Perché mi tremava la mano? Perché
esitavo?
Attesi che il
telefono squillasse per pochi secondi, poi mi decisi,
accostando la cornetta all’ orecchio.
- P… Pronto? -
- Sei tu,
Cris? – mi chiese una voce di donna. - Sono la signorina Finney. -
Tirai un
sospiro di sollievo, riconoscendo l’ allenatrice di
pallavolo della nostra scuola, dove giocavamo io e Alex.
Attorcigliai
il filo dell’apparecchio attorno all’indice e tenni la cornetta tra la spalla e
l’orecchio.
- Mi dica
pure, signorina… È solo che non mi aspettavo una sua chiamata a quest’ ora del matt.. -
- Avrei
preferito non chiamarti affatto, Cris… Almeno non per darti questa notizia… -
La sentivo
nervosa e il silenzio cominciava a farsi pesante.
- È molto
importante che tu sia forte, adesso più che mai… -
- Non mi tenga
sulle spine, signorina! Parli! -
Sentii un
pianto sommesso dall’altra parte del telefono.
- Cris… - mormorò,
tra i singhiozzi. – Alex è stata investita. -
Ricordo che il
telefono mi scivolò dalle mani, ricadendo malamente
sul comodino.
Arretrai,
finendo con la schiena contro il muro; le gambe non mi ressero e scivolai sul
pavimento, tremando, mentre le mie pallide guance si inumidivano
pian piano.
Correvo sotto
la pioggia battente, quasi alla cieca.
L’acqua mi
entrava nel cappotto, bagnando il mio maglione, mentre il vento gelido mi
soffiava sul volto, rallentando la mia corsa.
Appena mi
ritrovai davanti ad un bivio, svoltai a destra: lì il sentiero di campagna si
tramutava in una strada che conduceva in città.

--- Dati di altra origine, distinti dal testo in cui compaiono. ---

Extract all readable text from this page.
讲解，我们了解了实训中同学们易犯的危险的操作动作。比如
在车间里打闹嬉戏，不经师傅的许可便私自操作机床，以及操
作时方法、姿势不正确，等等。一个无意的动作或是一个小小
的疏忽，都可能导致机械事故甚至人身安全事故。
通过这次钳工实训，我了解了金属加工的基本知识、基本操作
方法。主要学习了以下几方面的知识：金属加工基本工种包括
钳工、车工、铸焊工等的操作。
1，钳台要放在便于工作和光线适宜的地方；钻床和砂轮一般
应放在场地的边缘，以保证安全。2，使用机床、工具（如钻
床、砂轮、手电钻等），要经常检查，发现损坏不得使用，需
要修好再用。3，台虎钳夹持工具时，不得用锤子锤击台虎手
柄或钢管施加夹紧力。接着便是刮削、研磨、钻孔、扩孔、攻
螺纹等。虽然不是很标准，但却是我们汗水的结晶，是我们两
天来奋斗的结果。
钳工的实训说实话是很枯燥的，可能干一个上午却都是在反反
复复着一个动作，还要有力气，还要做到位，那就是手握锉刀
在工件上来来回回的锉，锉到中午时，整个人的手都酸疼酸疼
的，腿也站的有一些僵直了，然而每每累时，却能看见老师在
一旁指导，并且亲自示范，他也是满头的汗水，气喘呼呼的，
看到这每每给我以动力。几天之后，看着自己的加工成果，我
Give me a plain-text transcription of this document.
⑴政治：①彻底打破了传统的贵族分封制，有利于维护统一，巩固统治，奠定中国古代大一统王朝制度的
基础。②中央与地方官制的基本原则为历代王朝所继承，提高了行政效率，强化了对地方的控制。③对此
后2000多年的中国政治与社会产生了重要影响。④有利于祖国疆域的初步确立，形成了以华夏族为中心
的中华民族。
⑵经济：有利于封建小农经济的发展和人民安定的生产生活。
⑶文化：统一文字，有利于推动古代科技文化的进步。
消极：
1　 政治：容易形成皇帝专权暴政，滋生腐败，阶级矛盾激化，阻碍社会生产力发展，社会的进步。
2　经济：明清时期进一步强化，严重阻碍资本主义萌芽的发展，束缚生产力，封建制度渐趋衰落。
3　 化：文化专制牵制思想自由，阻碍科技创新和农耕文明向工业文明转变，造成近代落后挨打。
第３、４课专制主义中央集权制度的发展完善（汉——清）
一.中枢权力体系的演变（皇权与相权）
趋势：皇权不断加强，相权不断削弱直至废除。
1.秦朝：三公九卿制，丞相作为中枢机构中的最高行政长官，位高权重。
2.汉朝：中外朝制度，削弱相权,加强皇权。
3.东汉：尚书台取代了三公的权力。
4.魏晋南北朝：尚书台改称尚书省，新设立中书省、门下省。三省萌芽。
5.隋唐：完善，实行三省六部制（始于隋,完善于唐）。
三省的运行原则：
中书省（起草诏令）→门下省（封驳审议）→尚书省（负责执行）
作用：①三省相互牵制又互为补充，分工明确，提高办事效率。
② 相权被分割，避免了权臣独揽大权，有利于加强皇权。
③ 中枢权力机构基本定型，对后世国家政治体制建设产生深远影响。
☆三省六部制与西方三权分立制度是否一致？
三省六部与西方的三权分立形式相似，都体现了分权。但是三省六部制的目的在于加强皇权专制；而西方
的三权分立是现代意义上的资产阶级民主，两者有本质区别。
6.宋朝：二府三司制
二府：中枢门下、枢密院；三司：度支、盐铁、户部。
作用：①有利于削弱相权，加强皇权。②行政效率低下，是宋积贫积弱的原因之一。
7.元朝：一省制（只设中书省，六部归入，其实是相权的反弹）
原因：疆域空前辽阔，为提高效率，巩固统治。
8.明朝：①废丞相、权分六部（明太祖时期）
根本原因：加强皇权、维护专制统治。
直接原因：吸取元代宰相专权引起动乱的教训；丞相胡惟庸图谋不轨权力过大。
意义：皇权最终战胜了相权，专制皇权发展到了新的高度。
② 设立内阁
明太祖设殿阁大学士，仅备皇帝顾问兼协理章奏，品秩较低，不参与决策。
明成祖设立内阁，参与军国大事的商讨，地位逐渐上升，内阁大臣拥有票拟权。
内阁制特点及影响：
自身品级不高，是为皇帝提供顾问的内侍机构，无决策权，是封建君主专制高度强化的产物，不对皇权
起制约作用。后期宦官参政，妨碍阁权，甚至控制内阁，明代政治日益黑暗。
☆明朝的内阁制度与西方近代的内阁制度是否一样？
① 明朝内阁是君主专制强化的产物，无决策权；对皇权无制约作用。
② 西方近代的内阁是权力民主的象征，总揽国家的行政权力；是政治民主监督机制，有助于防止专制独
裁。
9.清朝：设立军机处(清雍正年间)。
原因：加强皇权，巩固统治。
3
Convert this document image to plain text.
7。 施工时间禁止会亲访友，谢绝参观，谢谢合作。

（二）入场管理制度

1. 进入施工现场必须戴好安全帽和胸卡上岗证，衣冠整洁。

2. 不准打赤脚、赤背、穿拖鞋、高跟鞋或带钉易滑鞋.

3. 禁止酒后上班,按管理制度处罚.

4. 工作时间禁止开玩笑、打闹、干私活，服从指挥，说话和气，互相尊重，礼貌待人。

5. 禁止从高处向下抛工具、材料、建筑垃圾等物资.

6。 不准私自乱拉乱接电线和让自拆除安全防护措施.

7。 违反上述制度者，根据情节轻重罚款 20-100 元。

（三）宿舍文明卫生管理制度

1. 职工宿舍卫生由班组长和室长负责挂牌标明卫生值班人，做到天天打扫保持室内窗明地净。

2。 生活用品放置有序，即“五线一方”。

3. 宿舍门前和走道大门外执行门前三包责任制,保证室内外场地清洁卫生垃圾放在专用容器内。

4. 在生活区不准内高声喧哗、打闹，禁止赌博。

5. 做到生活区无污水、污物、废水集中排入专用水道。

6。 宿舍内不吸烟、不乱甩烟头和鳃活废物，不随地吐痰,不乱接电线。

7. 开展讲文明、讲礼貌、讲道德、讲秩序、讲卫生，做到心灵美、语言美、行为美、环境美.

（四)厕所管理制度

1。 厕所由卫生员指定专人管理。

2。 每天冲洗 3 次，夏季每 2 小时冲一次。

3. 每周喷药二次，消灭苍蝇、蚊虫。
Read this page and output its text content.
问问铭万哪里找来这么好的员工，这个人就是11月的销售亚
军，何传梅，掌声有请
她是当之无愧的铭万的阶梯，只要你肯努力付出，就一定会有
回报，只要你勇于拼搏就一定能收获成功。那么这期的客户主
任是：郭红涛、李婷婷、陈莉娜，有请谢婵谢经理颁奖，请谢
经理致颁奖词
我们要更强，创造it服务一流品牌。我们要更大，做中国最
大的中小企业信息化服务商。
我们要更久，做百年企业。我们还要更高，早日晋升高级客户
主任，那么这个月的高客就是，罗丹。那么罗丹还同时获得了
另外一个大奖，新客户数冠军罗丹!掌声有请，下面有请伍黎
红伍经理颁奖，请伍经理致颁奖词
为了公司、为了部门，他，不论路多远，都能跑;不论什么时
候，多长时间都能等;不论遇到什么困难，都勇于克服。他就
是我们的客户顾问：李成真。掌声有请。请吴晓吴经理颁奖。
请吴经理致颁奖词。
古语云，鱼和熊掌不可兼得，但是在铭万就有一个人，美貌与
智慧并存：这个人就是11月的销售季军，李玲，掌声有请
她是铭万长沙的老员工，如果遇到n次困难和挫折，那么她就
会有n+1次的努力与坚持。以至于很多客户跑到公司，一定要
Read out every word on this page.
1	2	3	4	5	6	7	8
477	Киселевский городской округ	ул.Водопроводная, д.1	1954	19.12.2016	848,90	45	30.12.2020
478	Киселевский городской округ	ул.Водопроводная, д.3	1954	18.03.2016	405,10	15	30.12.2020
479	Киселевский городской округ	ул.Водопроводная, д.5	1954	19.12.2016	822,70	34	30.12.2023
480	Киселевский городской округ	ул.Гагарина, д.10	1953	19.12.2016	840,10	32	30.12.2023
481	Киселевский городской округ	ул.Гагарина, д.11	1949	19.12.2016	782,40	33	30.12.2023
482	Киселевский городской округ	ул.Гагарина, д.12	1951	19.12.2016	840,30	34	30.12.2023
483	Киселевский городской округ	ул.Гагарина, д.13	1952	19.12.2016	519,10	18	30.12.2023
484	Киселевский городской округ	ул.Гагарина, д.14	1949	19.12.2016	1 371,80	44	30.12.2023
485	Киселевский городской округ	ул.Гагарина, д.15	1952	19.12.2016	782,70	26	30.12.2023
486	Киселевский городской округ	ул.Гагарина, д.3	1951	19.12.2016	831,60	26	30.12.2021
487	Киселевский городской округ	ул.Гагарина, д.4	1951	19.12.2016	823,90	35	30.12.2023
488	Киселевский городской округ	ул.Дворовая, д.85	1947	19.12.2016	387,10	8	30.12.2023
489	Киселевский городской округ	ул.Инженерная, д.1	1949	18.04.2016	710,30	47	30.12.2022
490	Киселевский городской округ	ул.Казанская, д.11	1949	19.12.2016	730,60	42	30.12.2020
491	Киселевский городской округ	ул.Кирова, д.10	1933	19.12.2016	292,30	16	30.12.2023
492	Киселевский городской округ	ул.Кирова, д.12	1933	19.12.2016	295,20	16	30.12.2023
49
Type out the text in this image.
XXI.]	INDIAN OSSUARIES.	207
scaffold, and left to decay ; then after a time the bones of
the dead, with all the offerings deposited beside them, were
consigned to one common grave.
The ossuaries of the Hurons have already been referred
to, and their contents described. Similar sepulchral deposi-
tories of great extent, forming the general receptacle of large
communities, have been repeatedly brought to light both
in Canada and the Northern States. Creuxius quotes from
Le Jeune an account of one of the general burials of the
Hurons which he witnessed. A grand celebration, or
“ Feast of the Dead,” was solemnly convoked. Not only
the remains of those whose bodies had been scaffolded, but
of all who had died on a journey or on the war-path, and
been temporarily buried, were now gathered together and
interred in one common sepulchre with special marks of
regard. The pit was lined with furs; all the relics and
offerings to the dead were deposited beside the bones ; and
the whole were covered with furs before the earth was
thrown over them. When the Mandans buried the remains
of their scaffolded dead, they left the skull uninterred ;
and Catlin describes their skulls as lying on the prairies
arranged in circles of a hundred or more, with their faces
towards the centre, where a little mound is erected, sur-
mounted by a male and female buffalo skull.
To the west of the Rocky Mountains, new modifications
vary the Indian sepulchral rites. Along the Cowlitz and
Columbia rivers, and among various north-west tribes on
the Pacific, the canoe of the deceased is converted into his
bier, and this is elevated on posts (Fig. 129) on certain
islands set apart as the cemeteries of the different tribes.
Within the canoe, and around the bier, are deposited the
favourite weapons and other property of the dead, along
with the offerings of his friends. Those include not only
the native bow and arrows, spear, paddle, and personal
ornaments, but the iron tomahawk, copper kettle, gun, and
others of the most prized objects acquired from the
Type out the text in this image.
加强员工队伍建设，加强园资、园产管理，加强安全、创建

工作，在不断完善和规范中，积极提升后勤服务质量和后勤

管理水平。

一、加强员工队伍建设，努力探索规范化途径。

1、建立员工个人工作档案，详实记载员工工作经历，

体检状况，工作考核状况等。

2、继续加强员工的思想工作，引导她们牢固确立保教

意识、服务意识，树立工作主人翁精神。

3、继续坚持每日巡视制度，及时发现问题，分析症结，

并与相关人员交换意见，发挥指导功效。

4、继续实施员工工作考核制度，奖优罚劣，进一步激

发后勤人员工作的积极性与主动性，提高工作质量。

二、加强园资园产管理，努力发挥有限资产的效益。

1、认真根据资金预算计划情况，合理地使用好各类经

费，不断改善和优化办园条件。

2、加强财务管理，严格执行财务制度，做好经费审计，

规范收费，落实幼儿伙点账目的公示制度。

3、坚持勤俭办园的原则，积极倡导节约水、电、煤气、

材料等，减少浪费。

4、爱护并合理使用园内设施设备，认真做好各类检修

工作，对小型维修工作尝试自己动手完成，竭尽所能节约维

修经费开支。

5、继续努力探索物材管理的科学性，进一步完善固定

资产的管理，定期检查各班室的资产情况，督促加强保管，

Mi stavo avvicinando
all’ospedale.
Attraversai
senza guardare, rischiando di essere messa sotto da un camion e due macchine,
ma non mi fermai nemmeno un momento.
No… non era possibile… Dopo mia madre, dopo mio padre, non poteva
andarsene anche lei!
Non poteva lasciarmi da sola, non poteva!
Avrei
accettato di tutto, ma non questo.
Le luci dei
lampioni erano fioche eppure, chissà perché, mi accecavano ugualmente.
Quando
intravidi l’edificio bianco, il mio cuore mancò di un battito; entrai,
scontrandomi con un’ infermiera e facendole cadere i
fogli che lei teneva in una cartellina, sparpagliandoli per terra.
Mi diressi verso
il banco delle informazioni, senza prestare attenzione a tutti coloro che scontravo e che mi guardavano storto.
- Scusi… -
ansimai, all’ infermiere davanti a me. – Stamattina
hanno portato qui una ragazza della mia stessa età… Il suo nome è Alex… Ha
avuto un incidente stradale… -
L’uomo sfogliò un elenco, poi il suo sguardo ricadde prima su di me
e dopo sulle pagine.
- È stata
portata nel reparto rianimazione. – mi disse. – L’ incidente
è avvenuto all’ una e mezza, la paziente è stata portata immediatamente qui.
Stava bene, così l’ abbiamo condotta in una delle stanze dell’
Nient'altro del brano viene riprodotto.